Para nós do Partido Comunista Marxista-Leninista, à classe operária e massas exploradas no país, pouco importa o problema do sr. Paulinho com o governo Lula, o que nos interessa mesmo é que no último ano a renda do trabalhador caiu cerca de 14%, o desemprego aumentou em todo o país, e já atinge a mais de 2 milhões de trabalhadores somente na Grande São Paulo, enquanto a indústria cresceu 6%, portanto a greve por aumento de salário é mais que justa e necessária e deveria se espalhar por todos os trabalhadores do país para forçar o governo Lula a tomar uma posição realmente favorável à classe trabalhadora e contra os patrões, pois quem mais teria condições morais e apoio popular para tomar uma medida favorável aos trabalhadores, senão Lula?

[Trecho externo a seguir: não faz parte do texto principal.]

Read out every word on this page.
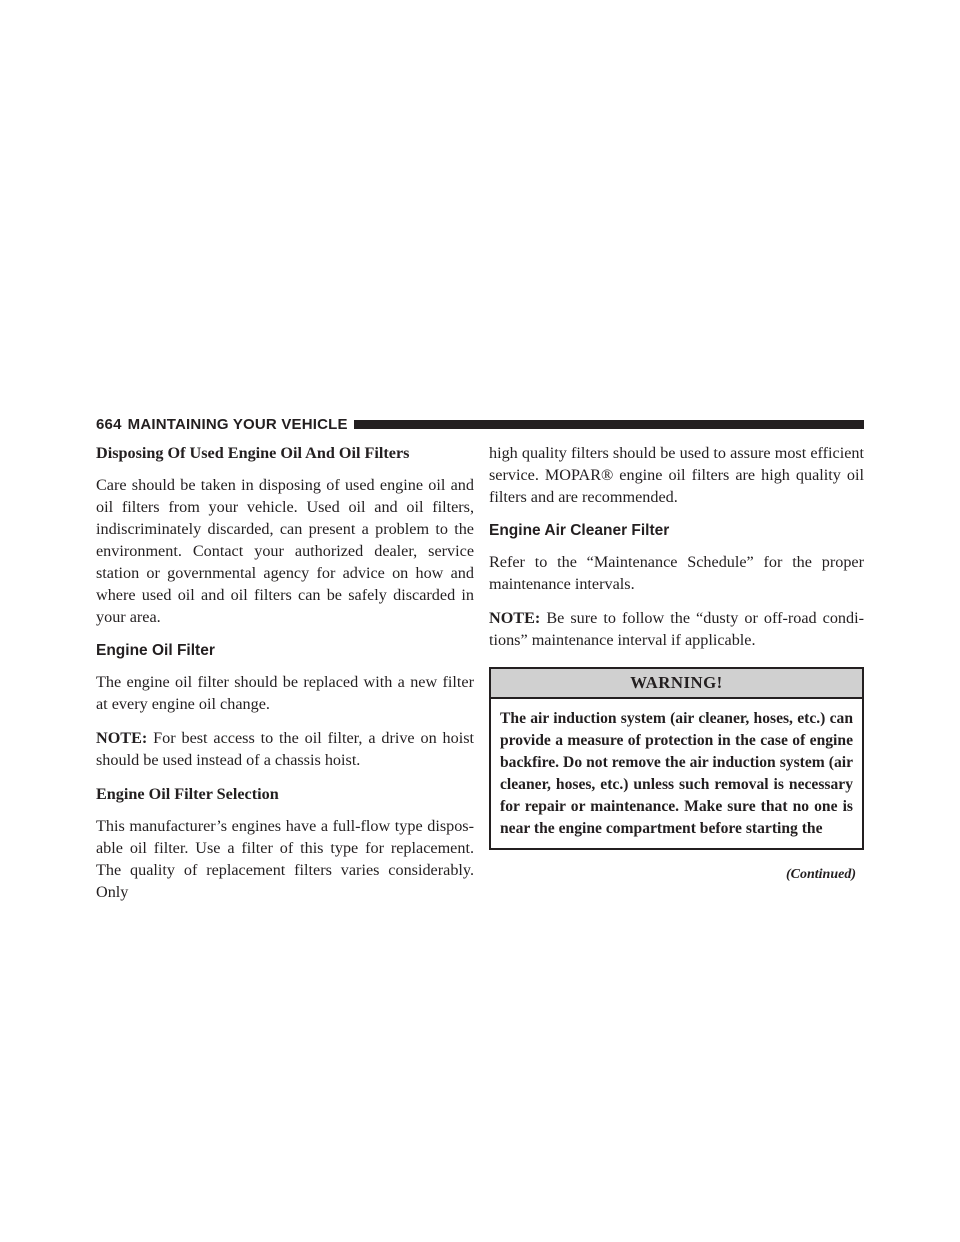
664 MAINTAINING YOUR VEHICLE
Disposing Of Used Engine Oil And Oil Filters

Care should be taken in disposing of used engine oil and oil filters from your vehicle. Used oil and oil filters, indiscriminately discarded, can present a problem to the environment. Contact your authorized dealer, service station or governmental agency for advice on how and where used oil and oil filters can be safely discarded in your area.

Engine Oil Filter

The engine oil filter should be replaced with a new filter at every engine oil change.

NOTE: For best access to the oil filter, a drive on hoist should be used instead of a chassis hoist.

Engine Oil Filter Selection

This manufacturer’s engines have a full-flow type dispos-able oil filter. Use a filter of this type for replacement. The quality of replacement filters varies considerably. Only

high quality filters should be used to assure most efficient service. MOPAR® engine oil filters are high quality oil filters and are recommended.

Engine Air Cleaner Filter

Refer to the “Maintenance Schedule” for the proper maintenance intervals.

NOTE: Be sure to follow the “dusty or off-road condi-tions” maintenance interval if applicable.

WARNING!
The air induction system (air cleaner, hoses, etc.) can provide a measure of protection in the case of engine backfire. Do not remove the air induction system (air cleaner, hoses, etc.) unless such removal is necessary for repair or maintenance. Make sure that no one is near the engine compartment before starting the
(Continued)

Quando nos tempos da Ditadura Militar o ex-ministro Delfim Neto vinha a público dizer que: “primeiro tem que fazer o bolo crescer, para depois reparti-lo", Lula, a CUT e toda a esquerda do país gargalhavam deste discurso embromador e sacana; agora, para espanto de todos, é o próprio presidente Lula que usa este argumento espúrio. Claro que alguns podem argumentar, em defesa do governo, que é cedo para exigir resultados, mas a pergunta é: cedo para quem? Na Alca o governo negocia melhores condições para a burguesia nacional e regional, nacionalmente impõe reformas neoliberais em benefício dos patrões e do capital financeiro internacional; esperar mais o quê: a “Bolsa Esmola”? Camaradas do Liberation, o próprio Lula sabe: “que a esmola quando dada a um homem que é são ou lhe mata de vergonha ou vicia o cidadão” (José Dantas).
Todos na luta contra as reformas neoliberais!
Todos na luta por melhores salários e condições de trabalho!
Todos na luta contra o assistencialismo e o clientelismo no governo Lula!
Todos contra o oportunismo e a crítica de direita e fisiológica ao governo Lula!